The People Of The Wind.

"He could have dissembled, facilely agreed to everything she maintained, and thus improved his chances of bedding her later on. But he'd never operated thus; and he never would, especially when he liked this girl just as a person." (IV, p. 488)

That passage led to comparisons with Blomkvist, Bond and a Kurt Vonnegut character.

"Blomkvist's attitude had always been that if a woman clearly indicated that she did not want anything more to do with him, then he would go on his way. Not respecting such a message would, in his eyes, show a lack of respect for her."
-Stieg Larsson, The Girl Who Played With Fire (London, 2010), p. 14.

I think that James Bond's attitude to women is odd but Nygel has found passages where Bond does respect his women companions. (For Nygel's review of a Trygve Yamamura novel by Poul Anderson, see here.)

Finally, somewhere in a novel by Kurt Vonnegut, a character says that the truth is what his neighbor says when he wants to be friendly with him.
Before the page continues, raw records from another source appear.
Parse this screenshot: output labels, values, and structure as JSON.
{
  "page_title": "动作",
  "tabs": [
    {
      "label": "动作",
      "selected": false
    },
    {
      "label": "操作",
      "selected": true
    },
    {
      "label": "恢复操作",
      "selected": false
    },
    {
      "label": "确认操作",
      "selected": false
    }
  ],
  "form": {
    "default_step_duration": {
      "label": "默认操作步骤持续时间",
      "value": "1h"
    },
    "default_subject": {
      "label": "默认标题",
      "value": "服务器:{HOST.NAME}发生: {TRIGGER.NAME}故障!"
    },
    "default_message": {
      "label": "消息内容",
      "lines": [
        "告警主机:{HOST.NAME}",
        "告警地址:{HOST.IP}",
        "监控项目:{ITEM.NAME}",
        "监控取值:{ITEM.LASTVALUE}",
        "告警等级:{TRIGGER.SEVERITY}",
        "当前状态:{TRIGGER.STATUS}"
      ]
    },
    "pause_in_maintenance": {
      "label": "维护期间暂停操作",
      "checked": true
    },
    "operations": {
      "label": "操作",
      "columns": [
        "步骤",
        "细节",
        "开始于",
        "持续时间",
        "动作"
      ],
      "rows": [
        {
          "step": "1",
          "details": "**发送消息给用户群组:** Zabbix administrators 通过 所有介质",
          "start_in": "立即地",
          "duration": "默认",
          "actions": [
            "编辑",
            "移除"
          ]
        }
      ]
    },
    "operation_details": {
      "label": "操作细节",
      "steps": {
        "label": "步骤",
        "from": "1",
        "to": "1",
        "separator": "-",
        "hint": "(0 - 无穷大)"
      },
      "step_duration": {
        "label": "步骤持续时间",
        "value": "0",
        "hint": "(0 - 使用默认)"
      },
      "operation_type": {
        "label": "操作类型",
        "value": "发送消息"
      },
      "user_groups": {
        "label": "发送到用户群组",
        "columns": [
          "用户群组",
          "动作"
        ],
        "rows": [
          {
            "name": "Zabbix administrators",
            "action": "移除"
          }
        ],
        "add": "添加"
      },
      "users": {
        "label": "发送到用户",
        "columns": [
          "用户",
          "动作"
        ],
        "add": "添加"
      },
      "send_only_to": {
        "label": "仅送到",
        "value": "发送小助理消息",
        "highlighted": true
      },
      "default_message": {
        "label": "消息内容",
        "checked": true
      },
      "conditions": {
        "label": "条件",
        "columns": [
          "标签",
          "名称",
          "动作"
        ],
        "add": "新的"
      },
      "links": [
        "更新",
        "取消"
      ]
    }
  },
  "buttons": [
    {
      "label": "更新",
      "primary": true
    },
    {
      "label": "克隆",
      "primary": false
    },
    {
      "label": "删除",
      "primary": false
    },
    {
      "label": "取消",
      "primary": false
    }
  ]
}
Thus, his neighbor says something and he wants to be friendly with him so he says, "Yeah, ain't it the truth?" - which is not how Poul Anderson's Philippe Rochefort operates.

1 comment:

Sean M. Brooks said...

Kaor, Paul!

And both Dominic Flandry and James Bond are said to have been very similar in how they treated or behaved with women. I don't entirely agree because we do see Flandry respecting women for their abilities as well, not simply because of being attractive. Lady Aline Chang-Lei being the example I thought of. I do agree both Bond and Flandry were promiscuous.